The 4* Slieve Donard Hotel, located along the Irish Sea coast where the Mourne hills roll straight into the sea, is only a fifty minute countryside drive south from Belfast airport. Or as they say here, the Slieve. This majestic place – helipad and all – is the first stop of our Northern Ireland (golfing) road trip.
Built over 120 years ago as an end-of-line luxury railway hotel, it still exudes the atmosphere of bygone wealthy days.
But more important: the hotel is adjacent to the world-famous Royal County Down Golf Course. A true links course, exactly what this trip is all about.
‘The Slieve’ room and bathroom
We’ve booked a Resort Double room in the extended wing (2006) of the hotel. White walls and high ceilings make the room feel spacious. The interior is in classic style with a separate sitting area next to the bay window.
No mini-bar but tea & coffee-making facilities ànd a luxurious welcome gift: 3 bell jars with
a. white chocolate coated strawberry (I know, couldn’t resist either),
b. grapes on cheese and
c. macaroons.
The bed is big, soft and luxurious, with feather duvet and thick cushions. Suits a double function: large enough to set up office with laptop, papers, books and phone spread around me without disturbing mr. B. watching golf on my right.

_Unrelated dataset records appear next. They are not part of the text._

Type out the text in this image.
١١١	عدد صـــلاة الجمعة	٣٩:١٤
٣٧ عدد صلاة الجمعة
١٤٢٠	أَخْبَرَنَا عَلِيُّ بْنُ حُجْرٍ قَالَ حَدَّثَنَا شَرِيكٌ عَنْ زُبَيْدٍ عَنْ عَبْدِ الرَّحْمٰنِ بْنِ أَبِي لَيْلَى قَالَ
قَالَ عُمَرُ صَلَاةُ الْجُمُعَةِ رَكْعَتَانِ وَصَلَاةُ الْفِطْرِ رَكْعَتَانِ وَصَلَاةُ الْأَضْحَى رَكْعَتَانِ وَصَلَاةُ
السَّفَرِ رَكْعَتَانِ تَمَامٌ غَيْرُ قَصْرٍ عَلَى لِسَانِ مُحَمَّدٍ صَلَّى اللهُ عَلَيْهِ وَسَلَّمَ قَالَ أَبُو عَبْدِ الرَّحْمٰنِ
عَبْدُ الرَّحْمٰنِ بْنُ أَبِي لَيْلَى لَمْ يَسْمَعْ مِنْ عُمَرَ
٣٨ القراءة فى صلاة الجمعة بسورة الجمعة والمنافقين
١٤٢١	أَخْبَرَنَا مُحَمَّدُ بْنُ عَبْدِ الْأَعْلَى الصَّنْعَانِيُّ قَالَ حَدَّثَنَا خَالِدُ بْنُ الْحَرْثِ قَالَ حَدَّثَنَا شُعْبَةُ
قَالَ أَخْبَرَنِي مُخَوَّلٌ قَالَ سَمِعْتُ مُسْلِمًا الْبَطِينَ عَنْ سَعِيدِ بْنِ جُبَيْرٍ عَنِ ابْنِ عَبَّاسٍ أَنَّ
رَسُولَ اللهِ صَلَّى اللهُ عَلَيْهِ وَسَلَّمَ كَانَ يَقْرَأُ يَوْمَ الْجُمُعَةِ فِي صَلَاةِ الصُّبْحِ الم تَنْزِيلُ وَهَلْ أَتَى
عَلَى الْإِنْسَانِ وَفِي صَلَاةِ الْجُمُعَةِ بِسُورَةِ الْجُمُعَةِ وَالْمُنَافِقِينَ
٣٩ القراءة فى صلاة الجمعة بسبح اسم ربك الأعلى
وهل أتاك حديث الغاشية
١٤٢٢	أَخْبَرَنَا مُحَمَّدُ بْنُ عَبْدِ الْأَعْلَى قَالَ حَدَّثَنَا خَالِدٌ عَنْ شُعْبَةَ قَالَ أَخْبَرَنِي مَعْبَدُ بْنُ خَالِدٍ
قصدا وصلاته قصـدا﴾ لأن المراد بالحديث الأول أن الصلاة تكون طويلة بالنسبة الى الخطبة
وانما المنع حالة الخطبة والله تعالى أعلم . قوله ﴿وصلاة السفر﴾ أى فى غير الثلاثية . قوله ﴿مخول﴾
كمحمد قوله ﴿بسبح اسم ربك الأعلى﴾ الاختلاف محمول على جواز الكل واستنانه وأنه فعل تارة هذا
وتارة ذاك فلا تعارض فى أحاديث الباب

The large bathroom has a separate bath and shower. Which is a good thing since I dislike standing in a bath tub to shower. I know, first world problem. Amenities by ESPA, the luxury spa brand based on aromatherapy. Love them.
Slieve Donard ESpa Time
There is another large relaxation room, in between both areas which is dimly – purplish, think Marrakech – lit with rest beds, fruits, tea and water. This is where you meet your male companion again.
My senior therapist Andrea started with a sensory test. I had to smell two drops of different essential oils and let her know which one I liked most. That’s the one my body and face needs. It needed rejuvenation. Bring it on!
The Oak Restaurant
The Oak restaurant – spot for fine-dining, high tea and breakfast – takes you back in time with an interior of oak panelled walls, high ceilings, chandeliers and white tablecloths. Seats along the window have a marvelous view of the sea or partly on the car park. Which I don’t understand, why pollute such a great view with lines of cars? An underground park might be the aesthetic solution.
Love the little food heritage booklet on the tablet that introduces small artisan producers of Irish high quality products. Mostly organic, from rapeseed oil to local organic salmon by Glenarm farm.
The menu has a variety of choices for vegan or vegetarians. My favourite is the ballotine of herb crusted organic salmon.
The breakfast is a buffet with variety of cereals, fruits, juices and hot trays. The thing I cannot seem to get used to, is the enormous amount of black pudding, beans and sausages the English-speaking fellow-men-and-women spoon onto their plates. Well, to each his own.
Lucky me there’s a choice of nuts, granola, soy milk (by order) and fresh fruit salad that helps me with a healthy start of the day. Did I mention the oatmeal porridge?
What to see or do in Newcastle?
The little seaside village of Newcastle is just big enough to discover by foot. It takes a half hour stroll along the seaside promenade from the hotel to the yellow Harbour House Inn for local lunch with a view.
Hikers will have a field day with the magnificent Mourne Hills to tackle. Endless views will be the reward. The golfing half of us will enjoy a day on one of the world’s most famous links courses, Royal County Down. If you manage to get a tee-time. Tip: start with this before booking a trip or flight to Northern Ireland. It may changes your schedule.
The mix of old world charm, friendly Irish people and dramatic sea and mountain views makes us change into to a lower pace immediately.